Rocky Flats suffered a secret September 11 nuclear accident in 1957 that could have turned the Denver area into a disaster zone.The U.S. government's now-shuttered industrial site fabricated components for nuclear weapons, such as bomb triggers.
Today it's a wildlife refuge and public park. However, the risk of lingering radiation prompted Boulder County to post new radiation risk signs in public areas in recent weeks. Westminster plans to take similar steps. Rocky Flats remains open to the public.
On Sept. 11, 1957, spontaneous combustion of plutonium inside a processing unit started a fire that poured contamination. It was "the first major plutonium fire in a United States weapons laboratory," according to the Energy Department.
Due to constant danger, the facility fielded its own fire department. Firefighters tried and failed to douse the blaze with carbon dioxide and eventually knocked down the flames with water.
It was the Cold War-era and the government hid the incident from the public under the guise of top secrecy.
The Crisis
This is an account of the blaze, based on a now declassified Energy Department report:
"At 10:10 p.m. on September 11, 1957, the smell of burning rubber led two Rocky Flats Plant guards in Building 71 to a glovebox emitting eighteen-inch flames in Room 180. At the time of the fire, Building 71 (also called "C Plant" and, later, Building 771) was an essential component of the Rocky Flats Plant. Designed for work with delta-phase plutonium, Building 71 opened in 1953 to recover plutonium for hydrogen bomb triggers."
The blaze "apparently caused by the spontaneous ignition of a small amount of alpha-plutonium turnings or skulls (metallic casting residues), soon spread along the Plexiglas and set off a chain of events.
"Additional building personnel and Rocky Flats Plant firefighters arrived at the scene of the fire two minutes after the guards alerted them, but the time they spent donning protective clothing and debating the best course of action delayed them from combating the flames for ten minutes.
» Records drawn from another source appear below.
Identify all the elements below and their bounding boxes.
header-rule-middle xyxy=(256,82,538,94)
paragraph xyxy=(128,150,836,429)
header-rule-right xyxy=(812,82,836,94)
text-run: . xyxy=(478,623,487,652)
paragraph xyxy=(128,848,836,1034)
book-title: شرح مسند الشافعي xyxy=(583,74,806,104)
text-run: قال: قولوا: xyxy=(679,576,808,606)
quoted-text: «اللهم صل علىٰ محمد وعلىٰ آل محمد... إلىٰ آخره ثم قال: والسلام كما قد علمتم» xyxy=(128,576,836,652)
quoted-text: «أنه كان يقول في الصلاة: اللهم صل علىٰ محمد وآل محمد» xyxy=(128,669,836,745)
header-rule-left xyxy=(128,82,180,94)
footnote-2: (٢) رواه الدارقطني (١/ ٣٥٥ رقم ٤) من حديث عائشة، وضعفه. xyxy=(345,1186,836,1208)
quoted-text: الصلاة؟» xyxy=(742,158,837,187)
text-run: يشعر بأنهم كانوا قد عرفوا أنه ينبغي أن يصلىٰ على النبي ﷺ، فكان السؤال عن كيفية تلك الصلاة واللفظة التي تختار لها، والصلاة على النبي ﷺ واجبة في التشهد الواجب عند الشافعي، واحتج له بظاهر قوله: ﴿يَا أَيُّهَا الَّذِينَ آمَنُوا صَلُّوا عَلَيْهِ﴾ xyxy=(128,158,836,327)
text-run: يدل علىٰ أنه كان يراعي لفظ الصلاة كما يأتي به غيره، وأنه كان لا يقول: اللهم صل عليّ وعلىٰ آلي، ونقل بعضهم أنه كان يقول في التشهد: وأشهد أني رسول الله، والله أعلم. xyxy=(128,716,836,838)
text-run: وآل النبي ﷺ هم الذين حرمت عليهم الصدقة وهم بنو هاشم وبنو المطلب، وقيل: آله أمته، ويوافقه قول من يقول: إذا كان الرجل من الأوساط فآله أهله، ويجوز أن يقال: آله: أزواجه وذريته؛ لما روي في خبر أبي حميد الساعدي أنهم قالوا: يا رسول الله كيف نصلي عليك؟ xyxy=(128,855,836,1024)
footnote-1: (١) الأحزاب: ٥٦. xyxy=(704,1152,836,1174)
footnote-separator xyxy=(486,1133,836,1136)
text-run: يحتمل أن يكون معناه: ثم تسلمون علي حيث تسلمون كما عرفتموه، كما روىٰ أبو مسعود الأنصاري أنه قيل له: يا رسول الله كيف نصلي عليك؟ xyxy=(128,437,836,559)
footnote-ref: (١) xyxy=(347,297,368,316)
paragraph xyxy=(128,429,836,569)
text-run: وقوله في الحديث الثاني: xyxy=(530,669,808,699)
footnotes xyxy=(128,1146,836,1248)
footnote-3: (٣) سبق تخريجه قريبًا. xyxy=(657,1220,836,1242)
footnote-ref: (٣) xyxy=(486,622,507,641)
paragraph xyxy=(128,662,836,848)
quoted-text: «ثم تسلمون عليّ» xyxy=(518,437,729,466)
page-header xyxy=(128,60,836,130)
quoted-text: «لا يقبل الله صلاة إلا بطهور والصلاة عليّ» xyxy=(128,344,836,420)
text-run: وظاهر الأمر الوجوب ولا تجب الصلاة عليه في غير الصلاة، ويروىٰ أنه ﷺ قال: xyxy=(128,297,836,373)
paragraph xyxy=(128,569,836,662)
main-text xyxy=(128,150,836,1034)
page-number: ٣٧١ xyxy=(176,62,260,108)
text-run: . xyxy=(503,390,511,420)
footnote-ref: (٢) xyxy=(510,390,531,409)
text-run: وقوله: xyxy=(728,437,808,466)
"A fire department lieutenant wanted to douse the flames with water, but both a building production shift supervisor and a plant health physicist initially rejected that plan out of fear of inducing criticality. Workers tried, unsuccessfully, to put out the fire with available carbon dioxide extinguishers."
The Plume Rises
"Firefighters eventually sprayed water on the Room 180 fire and extinguished it safely. During that interval, however, unburned combustible gases apparently passed under pressure through ventilation ductwork and ignited the filters in the building's exhaust filter plenum.
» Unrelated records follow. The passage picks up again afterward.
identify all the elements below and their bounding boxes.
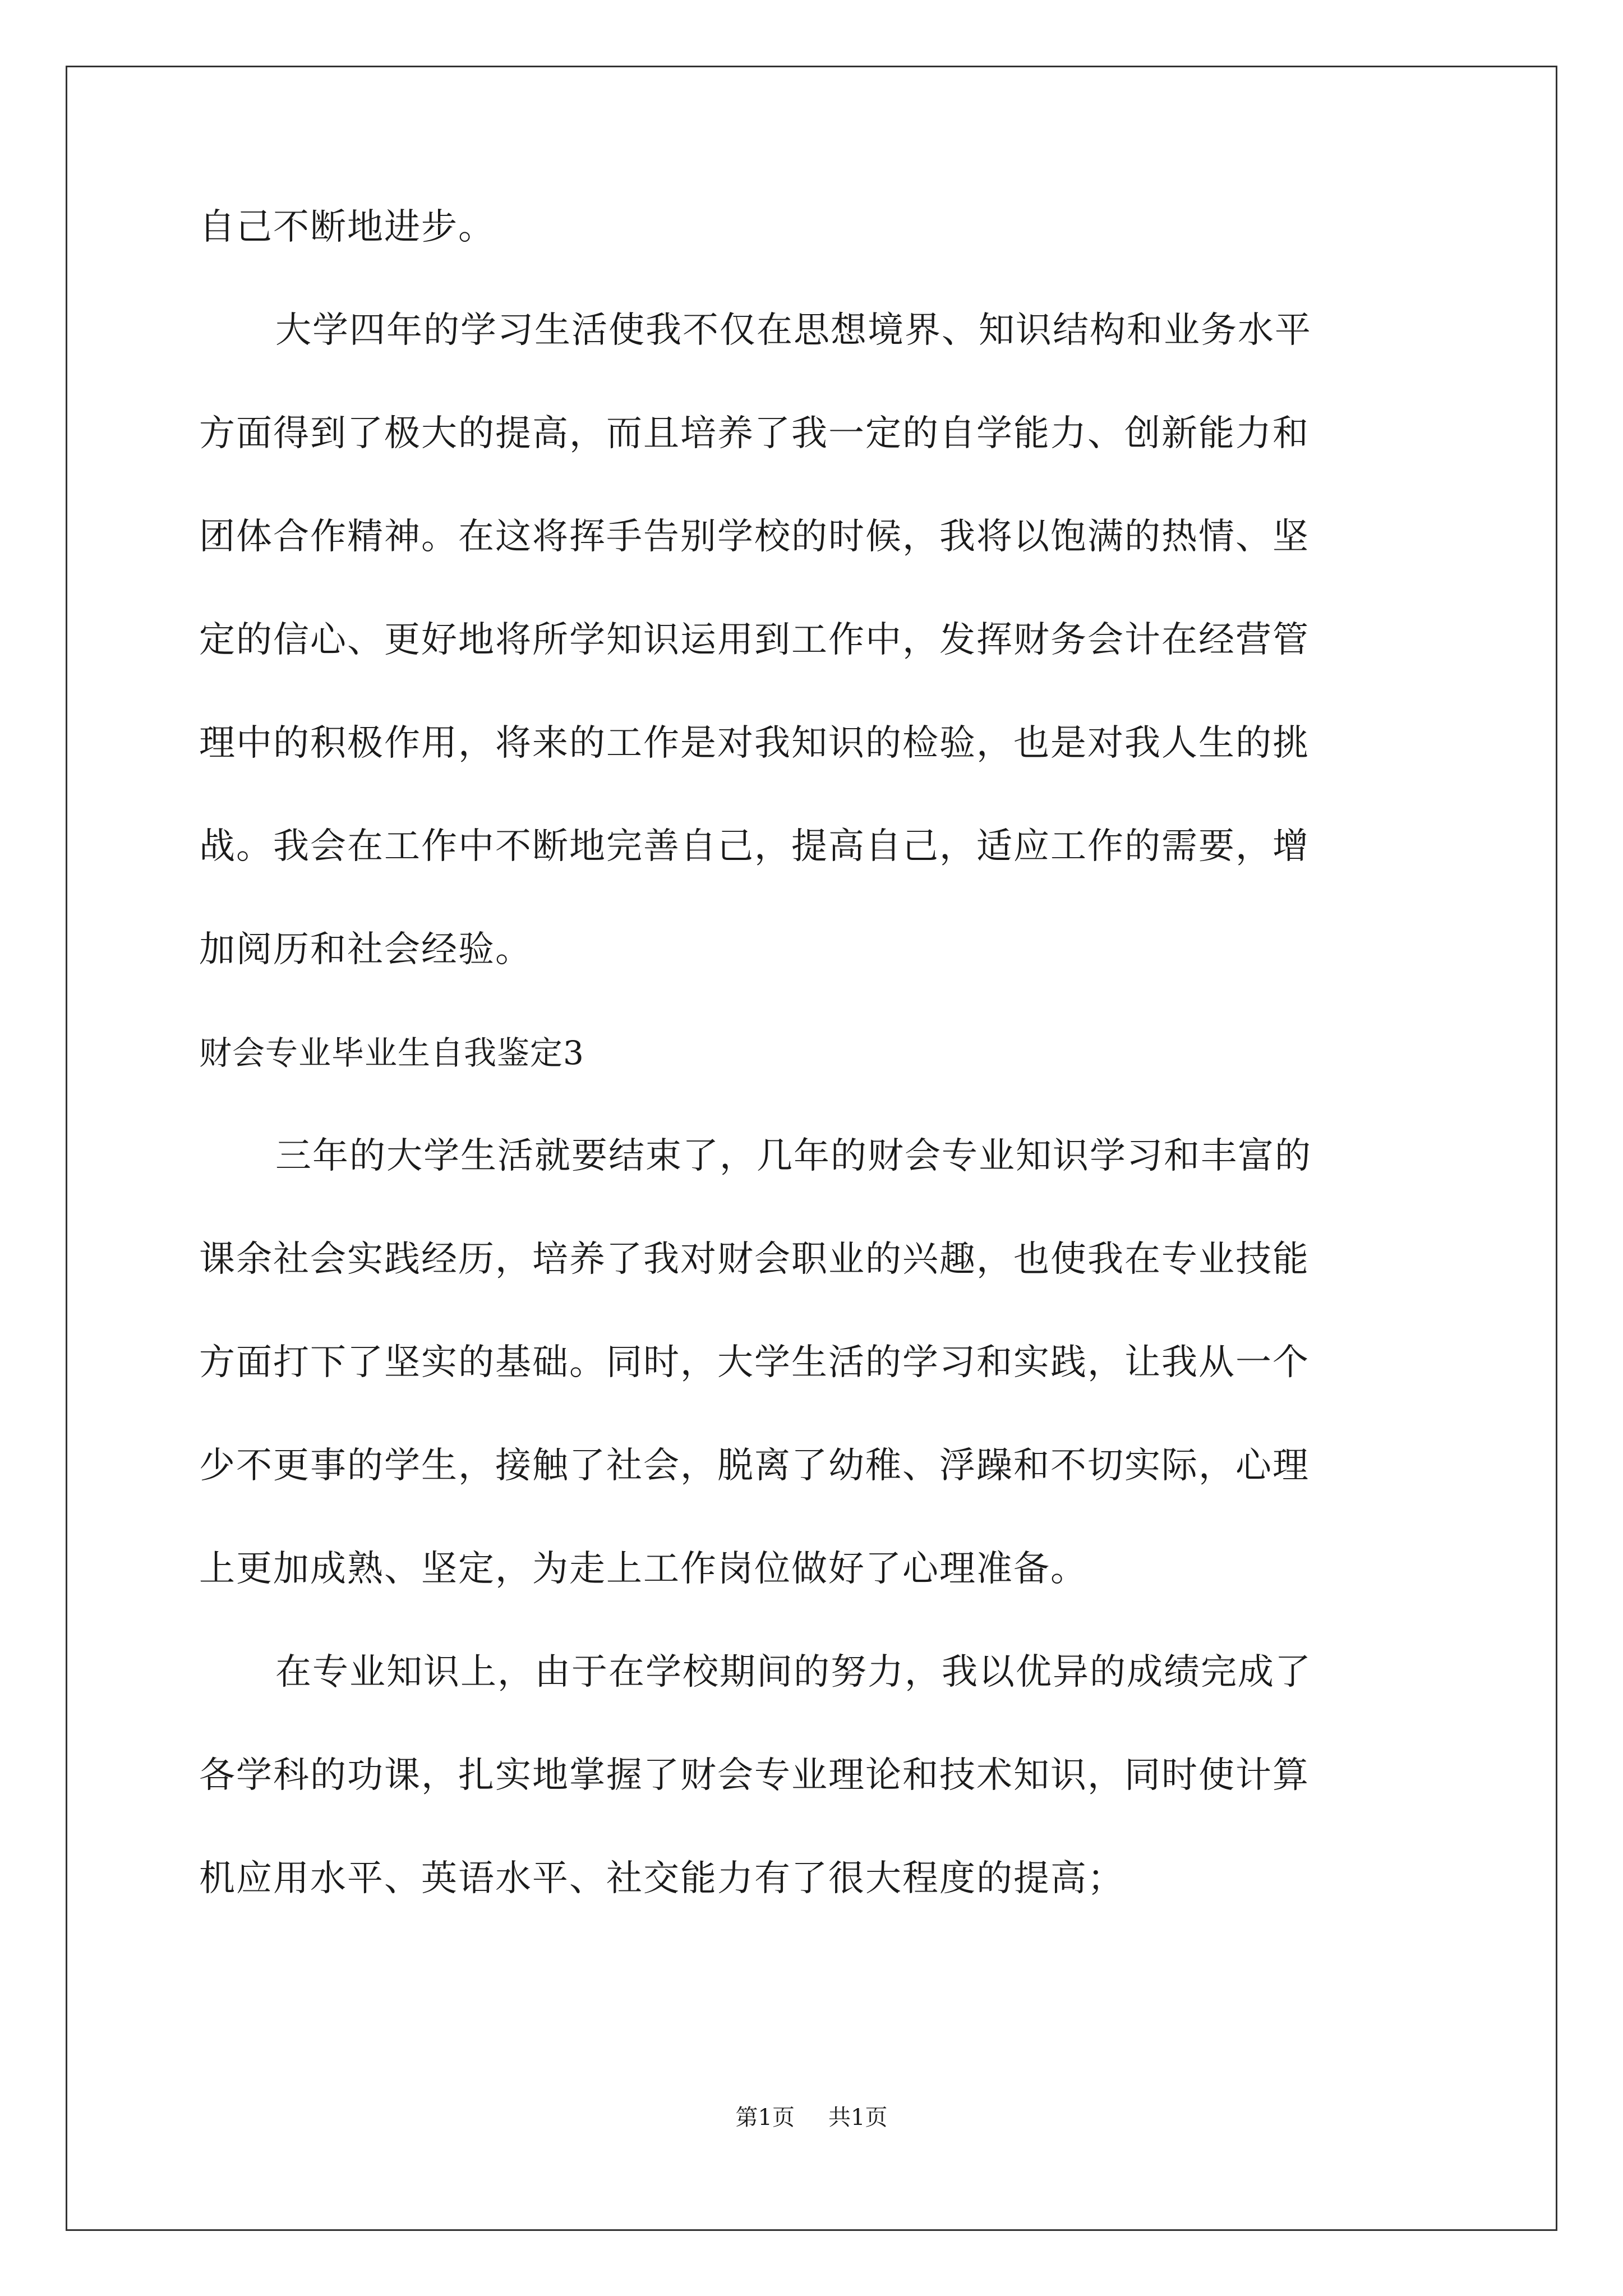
section-heading: 财会专业毕业生自我鉴定3: [199, 1034, 584, 1072]
text-line: 战。我会在工作中不断地完善自己，提高自己，适应工作的需要，增: [199, 826, 1310, 867]
text-line: 理中的积极作用，将来的工作是对我知识的检验，也是对我人生的挑: [199, 723, 1310, 764]
text-line: 各学科的功课，扎实地掌握了财会专业理论和技术知识，同时使计算: [199, 1755, 1310, 1796]
text-line: 团体合作精神。在这将挥手告别学校的时候，我将以饱满的热情、坚: [199, 516, 1310, 558]
text-line: 机应用水平、英语水平、社交能力有了很大程度的提高；: [199, 1858, 1124, 1899]
page-number-current: 第1页: [735, 2105, 795, 2131]
text-line: 定的信心、更好地将所学知识运用到工作中，发挥财务会计在经营管: [199, 619, 1310, 661]
text-line: 少不更事的学生，接触了社会，脱离了幼稚、浮躁和不切实际，心理: [199, 1445, 1310, 1487]
paragraph-start: 在专业知识上，由于在学校期间的努力，我以优异的成绩完成了: [275, 1651, 1312, 1693]
text-line: 课余社会实践经历，培养了我对财会职业的兴趣，也使我在专业技能: [199, 1239, 1310, 1280]
text-line: 上更加成熟、坚定，为走上工作岗位做好了心理准备。: [199, 1548, 1087, 1590]
page-footer: [0, 2101, 1623, 2134]
paragraph-start: 大学四年的学习生活使我不仅在思想境界、知识结构和业务水平: [275, 310, 1312, 351]
text-line: 自己不断地进步。: [199, 206, 495, 248]
document-body: [199, 191, 1438, 1945]
paragraph-start: 三年的大学生活就要结束了，几年的财会专业知识学习和丰富的: [275, 1135, 1312, 1177]
text-line: 加阅历和社会经验。: [199, 929, 532, 970]
page-number-total: 共1页: [828, 2105, 888, 2131]
text-line: 方面打下了坚实的基础。同时，大学生活的学习和实践，让我从一个: [199, 1342, 1310, 1383]
text-line: 方面得到了极大的提高，而且培养了我一定的自学能力、创新能力和: [199, 413, 1310, 454]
"Minutes after firefighters put out the Room 180 fire, the exhaust system exploded. On order of the health physics supervisor, everyone evacuated the building to escape plutonium contamination, which spread throughout the building and out through the ventilation system.
"Outside the building, observers saw a 'very dark' smoke plume, 80 to 100 feet high, billow from the stack. Arriving at the site after the evacuation, the section superintendent ordered the firefighters to concentrate on extinguishing the filter fire, although several minor rekindlings at the original site also occurred.
"At 11:10 p.m., Building 71's electrical power failed, the darkness hampering all efforts. By late the next morning, most of the filter bank and the alpha-phase interim facility in Room 180 had been destroyed. During the final hours of the fire, Rocky Flats personnel discovered burning cylinders of nickel carbonyl inside the exhaust plenum and cooled them with water.
"The nickel carbonyl was used to provide a protective nickel coating to plutonium components so they could be handled in the open with less risk of personnel exposure to contamination or buildup of static electricity. A production section superintendent subsequently directed employees to place all the carbonyl cylinders in drums and temporarily bury the drums outside in a pit.
"Thirteen hours after the guards first discovered flames, firefighters succeeded in totally extinguishing the fire at 11:28 a.m. on September 12."
Another fire broke out under similar circumstance on May 11, 1969, though the level of contamination was less than 1957. Officials were more forthright about that incident.